Но прежде всего, объяснил дежурному создавшуюся ситуацию и приказал объявить тревогу:
— Слушай, младшой, ты, давай, готовь две дрезины. На одной твои ребята повезут пленного в Белосток, а на второй отправь людей к бронепоезду. Я сейчас напишу записку Александрову, её нужно обязательно вручить вашему командиру полка. А на словах пускай передадут — из Генштаба Красной армии получена шифрограмма, что немцы нападут на СССР в районе четырёх часов утра. Пускай немедленно связываются со штабами 10-й армии, 9-й сад, 6-го мехкорпуса и дальше по списку, и передают эту информацию. Источником, если будут вопросы, можно называть меня. Кроме этого, пускай передадут вашему капитану, что захвачен немецкий диверсант, который в ходе жёсткого допроса сообщил, что вторжение начнётся в 3-30 утра по приказу "Дортмунд", переданному на 170 радиоволне. И ещё, товарищ младший лейтенант, вам вменяется в обязанность по всем зенитным подразделениям, расположенным на станциях, которые охраняет ваш полк, объявить тревогу. Предупредите делегатов связи, которые будут доставлять это сообщение, что начальник Генштаба генерал армии Жуков приказал вести огонь по нарушителям воздушных границ СССР на уничтожение. Распоряжение вам понятно?
— Так точно, товарищ подполковник! Но у нас здесь только один БА-20 жд! Как же я на нём выполню все приказания?

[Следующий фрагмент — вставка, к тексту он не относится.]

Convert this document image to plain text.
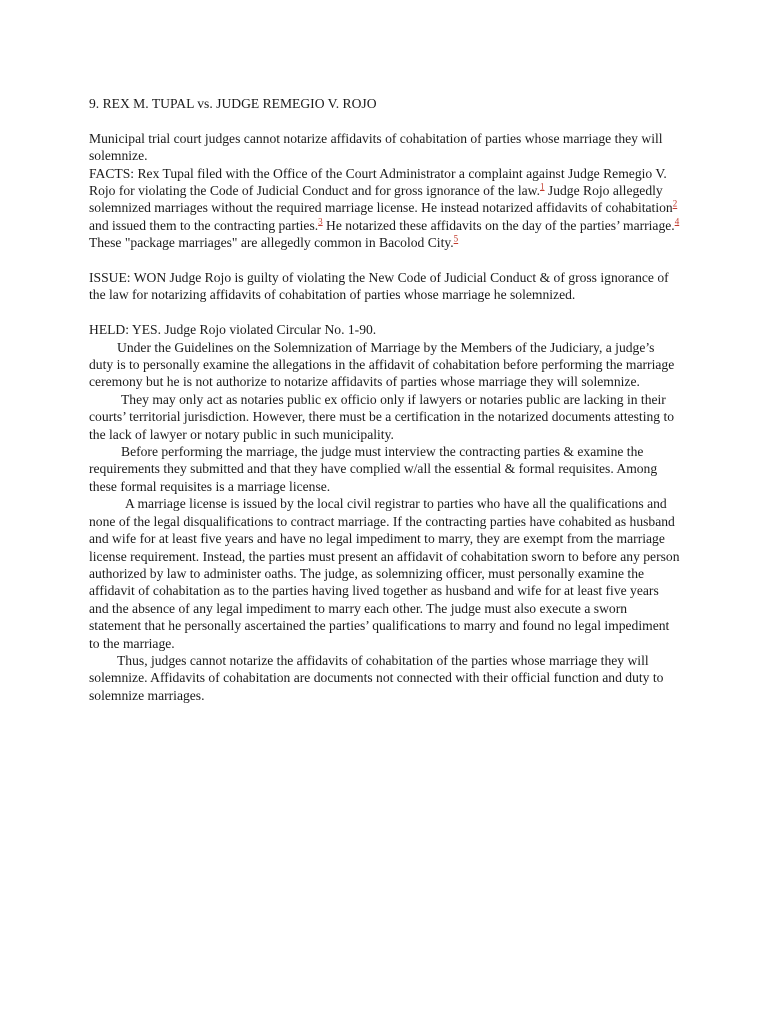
9. REX M. TUPAL vs. JUDGE REMEGIO V. ROJO

Municipal trial court judges cannot notarize affidavits of cohabitation of parties whose marriage they will solemnize.

FACTS: Rex Tupal filed with the Office of the Court Administrator a complaint against Judge Remegio V. Rojo for violating the Code of Judicial Conduct and for gross ignorance of the law.$^1$ Judge Rojo allegedly solemnized marriages without the required marriage license. He instead notarized affidavits of cohabitation$^2$ and issued them to the contracting parties.$^3$ He notarized these affidavits on the day of the parties’ marriage.$^4$ These "package marriages" are allegedly common in Bacolod City.$^5$

ISSUE: WON Judge Rojo is guilty of violating the New Code of Judicial Conduct & of gross ignorance of the law for notarizing affidavits of cohabitation of parties whose marriage he solemnized.

HELD: YES. Judge Rojo violated Circular No. 1-90.

Under the Guidelines on the Solemnization of Marriage by the Members of the Judiciary, a judge’s duty is to personally examine the allegations in the affidavit of cohabitation before performing the marriage ceremony but he is not authorize to notarize affidavits of parties whose marriage they will solemnize.

They may only act as notaries public ex officio only if lawyers or notaries public are lacking in their courts’ territorial jurisdiction. However, there must be a certification in the notarized documents attesting to the lack of lawyer or notary public in such municipality.

Before performing the marriage, the judge must interview the contracting parties & examine the requirements they submitted and that they have complied w/all the essential & formal requisites. Among these formal requisites is a marriage license.

A marriage license is issued by the local civil registrar to parties who have all the qualifications and none of the legal disqualifications to contract marriage. If the contracting parties have cohabited as husband and wife for at least five years and have no legal impediment to marry, they are exempt from the marriage license requirement. Instead, the parties must present an affidavit of cohabitation sworn to before any person authorized by law to administer oaths. The judge, as solemnizing officer, must personally examine the affidavit of cohabitation as to the parties having lived together as husband and wife for at least five years and the absence of any legal impediment to marry each other. The judge must also execute a sworn statement that he personally ascertained the parties’ qualifications to marry and found no legal impediment to the marriage.

Thus, judges cannot notarize the affidavits of cohabitation of the parties whose marriage they will solemnize. Affidavits of cohabitation are documents not connected with their official function and duty to solemnize marriages.
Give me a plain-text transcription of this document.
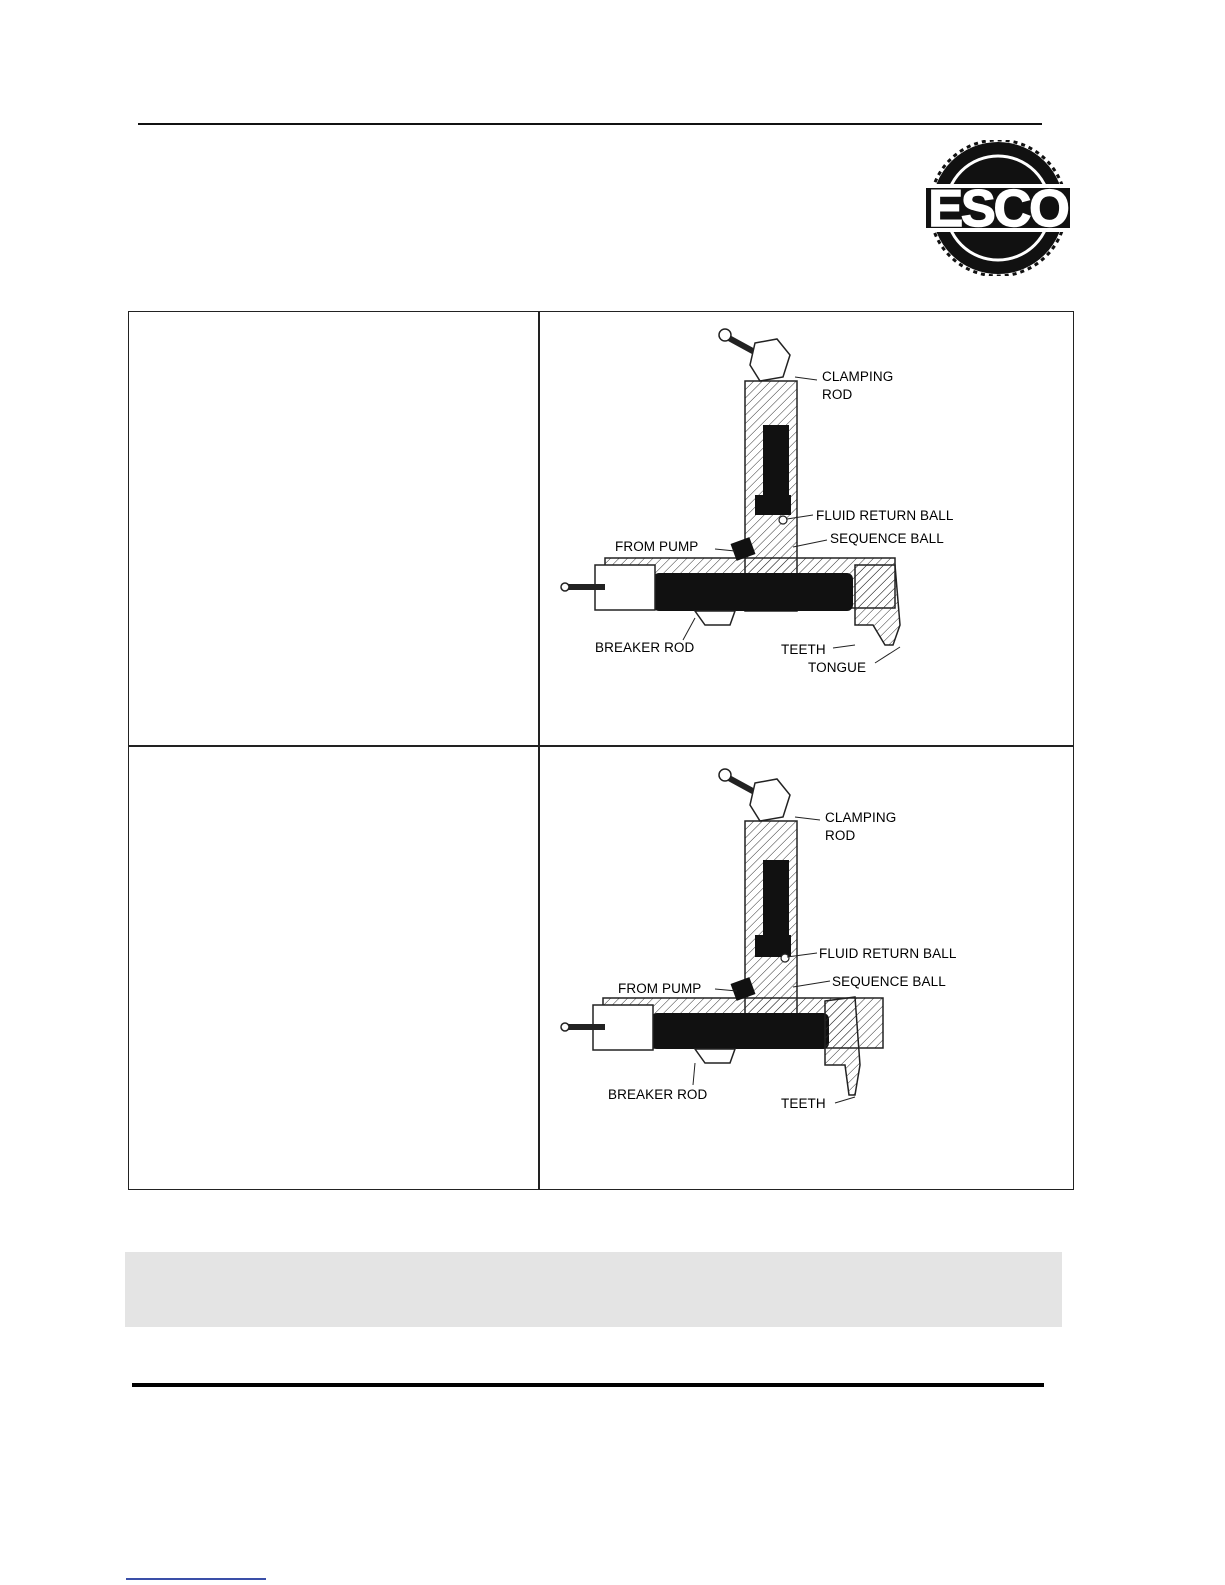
ESCO
CLAMPING
ROD
FLUID RETURN BALL
FROM PUMP
SEQUENCE BALL
BREAKER ROD	TEETH
TONGUE
CLAMPING
ROD
FLUID RETURN BALL
FROM PUMP	SEQUENCE BALL
BREAKER ROD
TEETH
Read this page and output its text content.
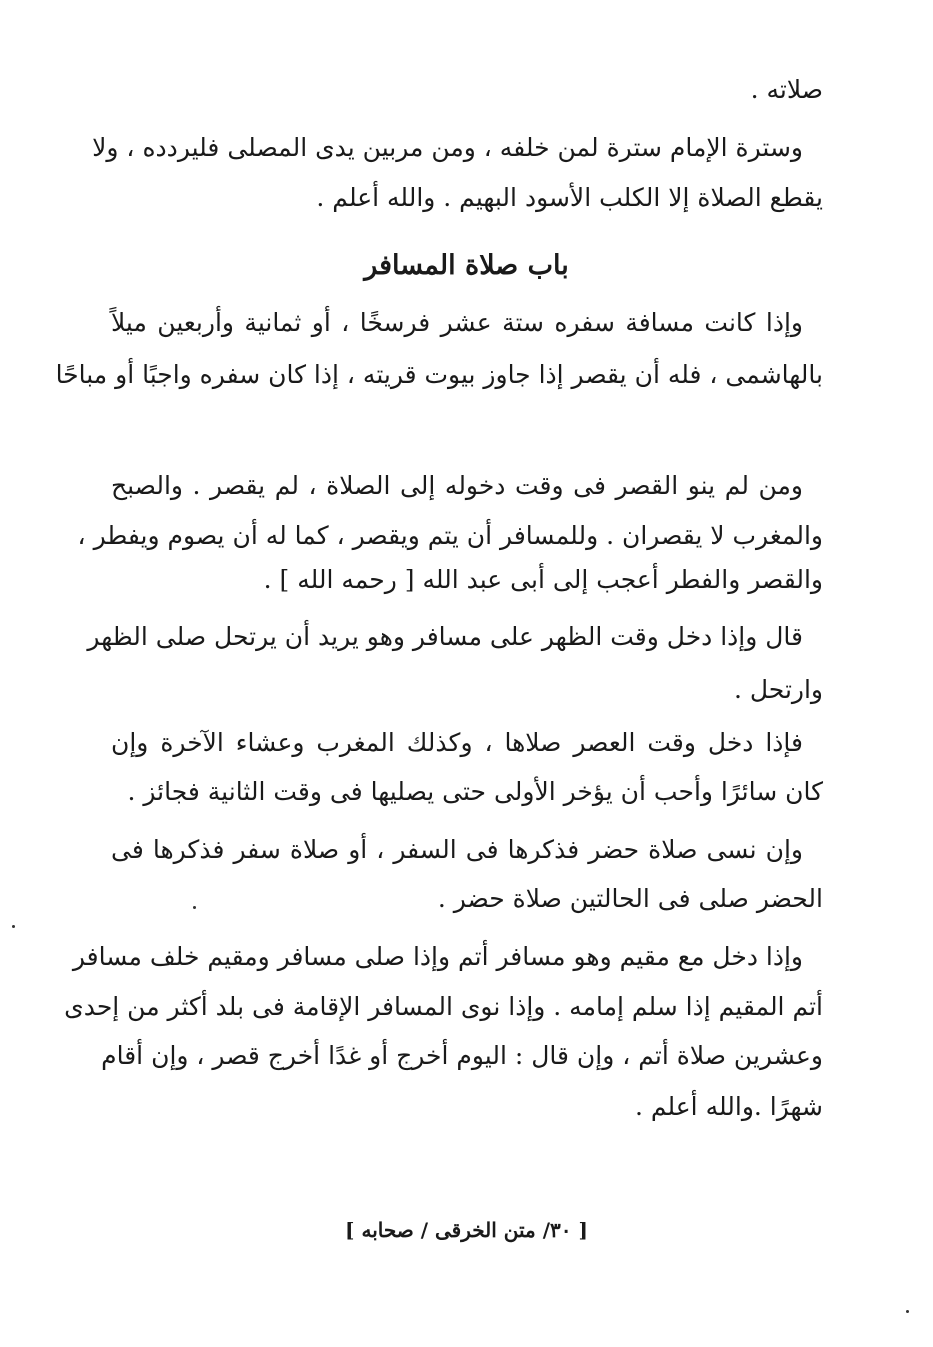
صلاته .
وسترة الإمام سترة لمن خلفه ، ومن مربين يدى المصلى فليردده ، ولا
يقطع الصلاة إلا الكلب الأسود البهيم . والله أعلم .
باب صلاة المسافر
وإذا كانت مسافة سفره ستة عشر فرسخًا ، أو ثمانية وأربعين ميلاً
بالهاشمى ، فله أن يقصر إذا جاوز بيوت قريته ، إذا كان سفره واجبًا أو مباحًا
ومن لم ينو القصر فى وقت دخوله إلى الصلاة ، لم يقصر . والصبح
والمغرب لا يقصران . وللمسافر أن يتم ويقصر ، كما له أن يصوم ويفطر ،
والقصر والفطر أعجب إلى أبى عبد الله [ رحمه الله ] .
قال وإذا دخل وقت الظهر على مسافر وهو يريد أن يرتحل صلى الظهر
وارتحل .
فإذا دخل وقت العصر صلاها ، وكذلك المغرب وعشاء الآخرة وإن
كان سائرًا وأحب أن يؤخر الأولى حتى يصليها فى وقت الثانية فجائز .
وإن نسى صلاة حضر فذكرها فى السفر ، أو صلاة سفر فذكرها فى
الحضر صلى فى الحالتين صلاة حضر .
وإذا دخل مع مقيم وهو مسافر أتم وإذا صلى مسافر ومقيم خلف مسافر
أتم المقيم إذا سلم إمامه . وإذا نوى المسافر الإقامة فى بلد أكثر من إحدى
وعشرين صلاة أتم ، وإن قال : اليوم أخرج أو غدًا أخرج قصر ، وإن أقام
شهرًا .والله أعلم .
[ ٣٠/ متن الخرقى / صحابه ]
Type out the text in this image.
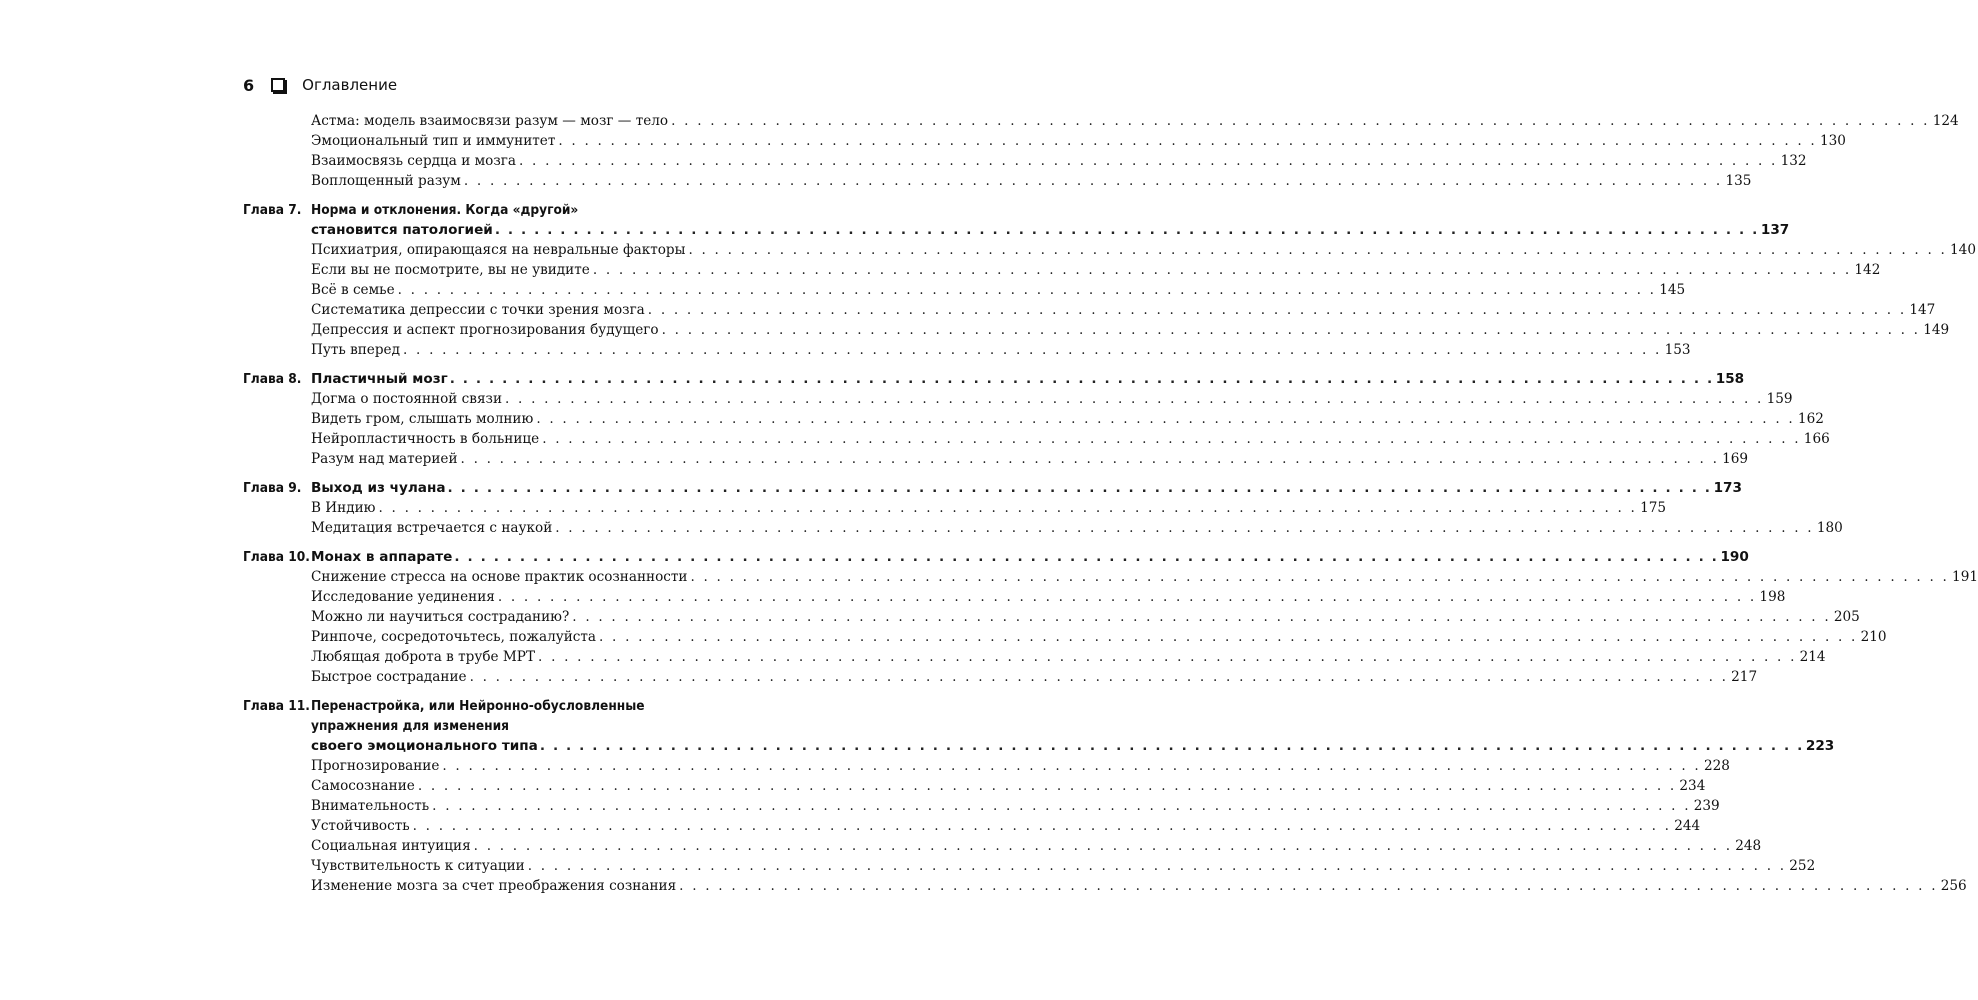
6	Оглавление
Астма: модель взаимосвязи разум — мозг — тело . . .	124
Эмоциональный тип и иммунитет . . .	130
Взаимосвязь сердца и мозга . . .	132
Воплощенный разум . . .	135
Глава 7. Норма и отклонения. Когда «другой»
становится патологией . . .	137
Психиатрия, опирающаяся на невральные факторы . . .	140
Если вы не посмотрите, вы не увидите . . .	142
Всё в семье . . .	145
Систематика депрессии с точки зрения мозга . . .	147
Депрессия и аспект прогнозирования будущего . . .	149
Путь вперед . . .	153
Глава 8. Пластичный мозг . . .	158
Догма о постоянной связи . . .	159
Видеть гром, слышать молнию . . .	162
Нейропластичность в больнице . . .	166
Разум над материей . . .	169
Глава 9. Выход из чулана . . .	173
В Индию . . .	175
Медитация встречается с наукой . . .	180
Глава 10. Монах в аппарате . . .	190
Снижение стресса на основе практик осознанности . . .	191
Исследование уединения . . .	198
Можно ли научиться состраданию? . . .	205
Ринпоче, сосредоточьтесь, пожалуйста . . .	210
Любящая доброта в трубе МРТ . . .	214
Быстрое сострадание . . .	217
Глава 11. Перенастройка, или Нейронно-обусловленные
упражнения для изменения
своего эмоционального типа . . .	223
Прогнозирование . . .	228
Самосознание . . .	234
Внимательность . . .	239
Устойчивость . . .	244
Социальная интуиция . . .	248
Чувствительность к ситуации . . .	252
Изменение мозга за счет преображения сознания . . .	256
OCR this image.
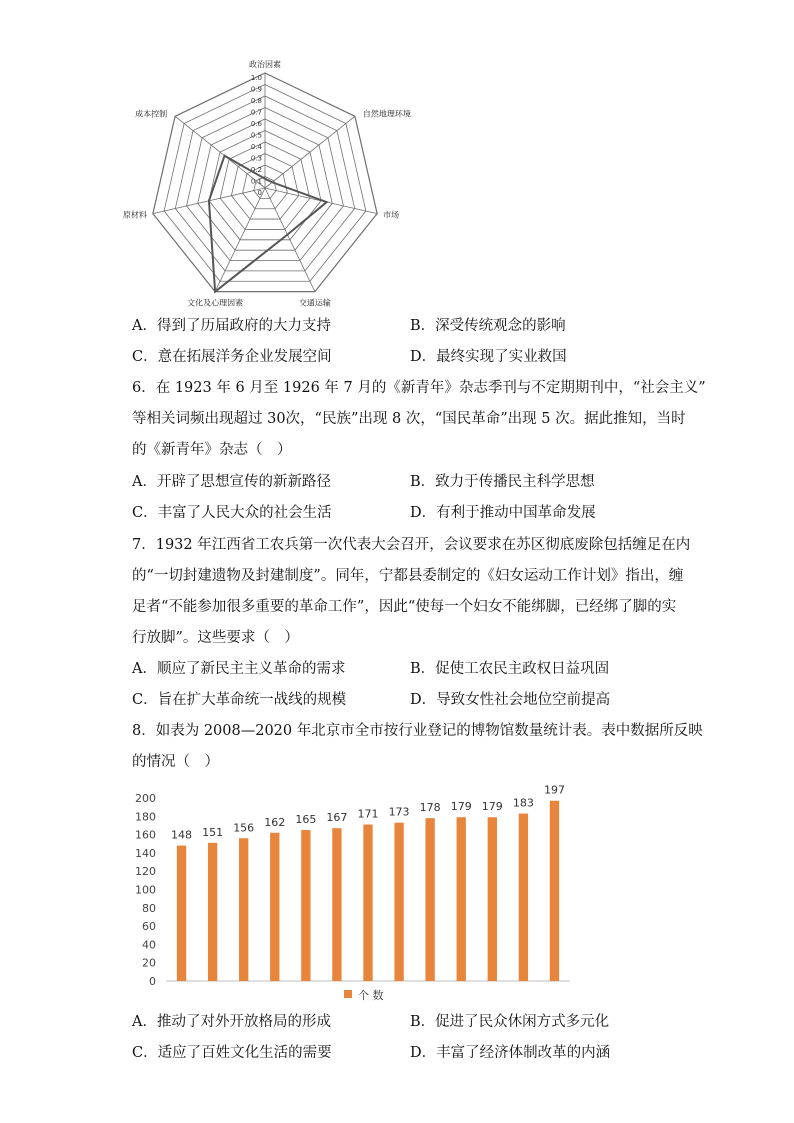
1.0
0.9
0.8
0.7
0.6
0.5
0.4
0.3
0.2
0.1
0
政治因素
自然地理环境
市场
交通运输
文化及心理因素
原材料
成本控制
A．得到了历届政府的大力支持	B．深受传统观念的影响
C．意在拓展洋务企业发展空间	D．最终实现了实业救国
6．在 1923 年 6 月至 1926 年 7 月的《新青年》杂志季刊与不定期期刊中，“社会主义”
等相关词频出现超过 30次，“民族”出现 8 次，“国民革命”出现 5 次。据此推知，当时
的《新青年》杂志（　）
A．开辟了思想宣传的新新路径	B．致力于传播民主科学思想
C．丰富了人民大众的社会生活	D．有利于推动中国革命发展
7．1932 年江西省工农兵第一次代表大会召开，会议要求在苏区彻底废除包括缠足在内
的“一切封建遗物及封建制度”。同年，宁都县委制定的《妇女运动工作计划》指出，缠
足者“不能参加很多重要的革命工作”，因此“使每一个妇女不能绑脚，已经绑了脚的实
行放脚”。这些要求（　）
A．顺应了新民主主义革命的需求	B．促使工农民主政权日益巩固
C．旨在扩大革命统一战线的规模	D．导致女性社会地位空前提高
8．如表为 2008—2020 年北京市全市按行业登记的博物馆数量统计表。表中数据所反映
的情况（　）
0
20
40
60
80
100
120
140
160
180
200
148 151 156 162 165 167 171 173 178 179 179 183
197
个 数
A．推动了对外开放格局的形成	B．促进了民众休闲方式多元化
C．适应了百姓文化生活的需要	D．丰富了经济体制改革的内涵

— Что ты из себя "целку" строишь, лейтенант? Не понятно, что ли, в какое положение мы можем попасть? Генштаб ни хрена не может довести свои распоряжения до штабов соединений, расположенных недалеко от границы. Проводная связь нарушена, радиоэфир засорён немцами. Каким- то чудом Москве удалось связаться с моей бригадой, я как намыленный кидаюсь к вашему бронепоезду, чтобы через его мощную рацию связаться со штабом 10 армии, а у дежурного по станции и по полку НКВД нет свободных дрезин. Ты, что? Немедленно конфискуй имеющиеся на станции паровозы, ручные дрезины и рассылай гонцов по всей железнодорожной линии. Понятно?
— Так точно, товарищ комбриг! Разрешите выполнять!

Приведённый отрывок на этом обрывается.